Néanmoins, l’année 2020 a apporté son lot de belles réussites littéraires. La moisson des prix pour Vita nostra de Marina et Sergueï Diatchenko (dont, bien sûr, celui d’Elbakin) nous a fait chaud au cœur ; nous avons d’ailleurs réimprimé ce titre à l’automne et envisageons une deuxième réimpression en mai prochain. L’accueil extraordinaire qu’a reçu Kra de John Crowley nous a également réjouis au plus haut point. Le succès de ces deux romans démontre qu’il y a un appétit du lectorat pour des textes exigeants qui sortent des sentiers battus.
La nouvelle édition des « Chroniques d’Alvin le Faiseur » d’Orson Scott Card se porte bien, elle aussi. Tout comme nos auteurs de science-fiction Becky Chambers, Martha Wells, John Scalzi et bien sûr Pierre Bordage, dont les romans et novellas ont également été réimprimés dans l’année.

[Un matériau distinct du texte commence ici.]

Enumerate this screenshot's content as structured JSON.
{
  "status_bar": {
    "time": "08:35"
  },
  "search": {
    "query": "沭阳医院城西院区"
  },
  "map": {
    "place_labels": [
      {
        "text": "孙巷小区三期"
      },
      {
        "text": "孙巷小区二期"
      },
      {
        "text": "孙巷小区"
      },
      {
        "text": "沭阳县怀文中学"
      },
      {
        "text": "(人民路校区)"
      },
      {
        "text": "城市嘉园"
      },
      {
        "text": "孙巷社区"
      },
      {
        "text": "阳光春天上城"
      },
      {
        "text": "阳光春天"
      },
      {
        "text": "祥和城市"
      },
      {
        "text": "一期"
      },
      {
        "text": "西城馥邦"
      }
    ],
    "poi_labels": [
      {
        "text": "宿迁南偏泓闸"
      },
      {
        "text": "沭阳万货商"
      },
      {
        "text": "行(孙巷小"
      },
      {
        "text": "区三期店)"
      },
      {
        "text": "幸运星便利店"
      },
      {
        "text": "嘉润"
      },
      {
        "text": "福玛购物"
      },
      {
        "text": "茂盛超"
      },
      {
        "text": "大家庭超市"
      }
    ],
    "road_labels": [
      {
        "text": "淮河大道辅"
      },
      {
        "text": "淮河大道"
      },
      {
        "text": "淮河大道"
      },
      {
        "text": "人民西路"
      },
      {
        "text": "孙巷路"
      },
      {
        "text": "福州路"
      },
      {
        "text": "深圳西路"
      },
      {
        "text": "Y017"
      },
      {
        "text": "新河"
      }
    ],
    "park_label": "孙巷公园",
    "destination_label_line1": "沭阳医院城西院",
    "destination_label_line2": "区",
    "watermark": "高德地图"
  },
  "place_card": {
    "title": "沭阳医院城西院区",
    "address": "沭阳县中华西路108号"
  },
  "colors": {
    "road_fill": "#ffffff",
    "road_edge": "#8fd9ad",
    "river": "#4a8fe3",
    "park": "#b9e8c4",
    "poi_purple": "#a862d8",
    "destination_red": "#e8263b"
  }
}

Je ne peux terminer ce coup d’œil dans le rétro sans évoquer le projet de Lloyd Chéry : le « mook Dune ». Ce projet colossal nous a absorbés tout au long de l’année 2020 — d’ailleurs la logistique nous occupe encore en ce début d’année. Cela a été également l’occasion d’expérimenter la nouvelle forme de souscription qu’est le financement participatif et de travailler en coédition avec les éditions Leha.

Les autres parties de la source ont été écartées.